Dass der Chor auch jüngere Sänger anspricht, liegt vor allem an seinem einmaligen Klang. Im Gegensatz zu anderen Chören liegen zwischen Bass und Tenor nämlich nicht acht, sondern sieben Tonstufen, wodurch der Gesang einen ganz besonderen Klang bekommt. Außerdem werden keine Instrumente eingesetzt, sondern wirklich rein a cappella gesungen wird. Deshalb werden im Barbershop-Chor vier Stimmen ge- sungen. Der Tenor als Oberstimme, die Lead-Stimme als Melodie, der Bariton, den Zeyßig als „Lückenfüller“bezeichnet, und der Bass als Fundament. Üblicherweise sind Barbershop-Chöre nach Geschlechtern unterteilt, sodass bei Düssharmonie ausschließlich Männer singen.

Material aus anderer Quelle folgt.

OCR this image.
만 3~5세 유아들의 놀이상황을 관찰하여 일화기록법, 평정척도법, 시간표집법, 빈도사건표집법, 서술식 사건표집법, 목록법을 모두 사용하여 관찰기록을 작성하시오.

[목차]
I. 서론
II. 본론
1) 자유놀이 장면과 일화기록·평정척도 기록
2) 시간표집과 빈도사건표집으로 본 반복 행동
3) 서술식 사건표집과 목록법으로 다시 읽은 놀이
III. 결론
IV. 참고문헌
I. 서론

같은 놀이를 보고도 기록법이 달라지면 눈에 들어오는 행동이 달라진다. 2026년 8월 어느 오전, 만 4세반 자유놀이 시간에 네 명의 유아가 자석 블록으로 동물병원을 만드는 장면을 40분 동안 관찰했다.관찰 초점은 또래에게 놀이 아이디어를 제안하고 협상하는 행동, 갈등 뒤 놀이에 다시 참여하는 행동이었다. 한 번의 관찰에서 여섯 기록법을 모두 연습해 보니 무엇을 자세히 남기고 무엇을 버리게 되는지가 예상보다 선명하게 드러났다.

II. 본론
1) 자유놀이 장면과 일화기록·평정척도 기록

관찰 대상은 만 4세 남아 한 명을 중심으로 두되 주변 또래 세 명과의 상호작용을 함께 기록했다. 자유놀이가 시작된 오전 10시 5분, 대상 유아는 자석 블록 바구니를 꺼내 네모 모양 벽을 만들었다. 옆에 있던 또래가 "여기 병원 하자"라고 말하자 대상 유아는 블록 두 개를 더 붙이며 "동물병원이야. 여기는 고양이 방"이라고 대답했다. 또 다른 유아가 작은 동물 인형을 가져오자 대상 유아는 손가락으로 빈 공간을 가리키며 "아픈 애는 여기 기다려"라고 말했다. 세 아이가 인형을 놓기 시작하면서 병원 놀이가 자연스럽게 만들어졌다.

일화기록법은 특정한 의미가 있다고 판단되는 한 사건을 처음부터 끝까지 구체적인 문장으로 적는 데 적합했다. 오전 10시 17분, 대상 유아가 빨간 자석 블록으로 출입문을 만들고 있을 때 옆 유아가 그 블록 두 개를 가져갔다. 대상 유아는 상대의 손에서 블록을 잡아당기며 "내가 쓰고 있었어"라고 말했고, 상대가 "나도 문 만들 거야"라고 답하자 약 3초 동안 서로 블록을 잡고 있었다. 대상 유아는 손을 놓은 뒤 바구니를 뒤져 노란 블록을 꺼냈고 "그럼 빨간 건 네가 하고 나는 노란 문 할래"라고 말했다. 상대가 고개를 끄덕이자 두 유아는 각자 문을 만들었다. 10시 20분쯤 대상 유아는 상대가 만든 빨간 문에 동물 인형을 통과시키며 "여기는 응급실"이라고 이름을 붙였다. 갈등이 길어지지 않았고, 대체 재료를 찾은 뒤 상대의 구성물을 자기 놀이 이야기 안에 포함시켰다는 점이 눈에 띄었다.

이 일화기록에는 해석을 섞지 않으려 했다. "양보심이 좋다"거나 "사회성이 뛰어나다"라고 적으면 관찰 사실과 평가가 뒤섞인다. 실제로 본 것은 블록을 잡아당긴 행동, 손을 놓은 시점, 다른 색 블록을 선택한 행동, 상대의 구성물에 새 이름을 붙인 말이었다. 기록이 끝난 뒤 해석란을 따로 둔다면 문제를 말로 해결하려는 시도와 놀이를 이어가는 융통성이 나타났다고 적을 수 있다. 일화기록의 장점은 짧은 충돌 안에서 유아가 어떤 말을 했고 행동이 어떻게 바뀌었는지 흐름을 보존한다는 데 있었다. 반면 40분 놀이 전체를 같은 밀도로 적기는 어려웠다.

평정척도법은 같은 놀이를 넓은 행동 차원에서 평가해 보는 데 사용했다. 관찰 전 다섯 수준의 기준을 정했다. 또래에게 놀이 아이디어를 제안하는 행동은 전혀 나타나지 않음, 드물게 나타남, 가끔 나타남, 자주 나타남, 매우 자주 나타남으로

Aber auch der Auftritt unterscheidet sich durch viel Ausdruck und Bewegung von anderen Chören. „Barbershop hat nichts mit einem Männergesangsverein zu tun“, sagt Christian Schmitz, der seit zwei Jahren in dem Chor singt und Vorsitzender des Vereins ist. Das sieht Ralf Zeyßig ähnlich: „Ich wollte nie in einen Männerchor“, erzählt er, „denn dabei hatte ich immer ein Bild von steifen Männern im Anzug im Kopf, die sich krampfhaft an ihre Notenblätter festklammern.“Letzteres ist beim Barbershop allein deshalb nicht möglich, da die Herren nicht nach Noten singen, sondern nach Gehör. Und sollte das einmal versagen, hilft Chorleiterin Elisabeth Kittelmann, die einzige Frau in der Männerrunde. „Die Arbeit mit dem Barbershop-Chor ist etwas Besonderes“, sagt sie. Auch aufgrund der Songauswahl. Statt Kirchenlieder stehen moderne Popsongs auf der Tagesordnung.
Regelmäßig tritt der Chor bei kleineren oder größeren Gelegenheiten in der Region auf. Damit dort wirklich jeder Song sitzt, treffen sich die Herren jeden Mittwochabend, um knapp zweieinhalb Stunden miteinander zu proben. Hinzu kommen dann noch einmal ein bis zwei Stunden Proben zu Hause.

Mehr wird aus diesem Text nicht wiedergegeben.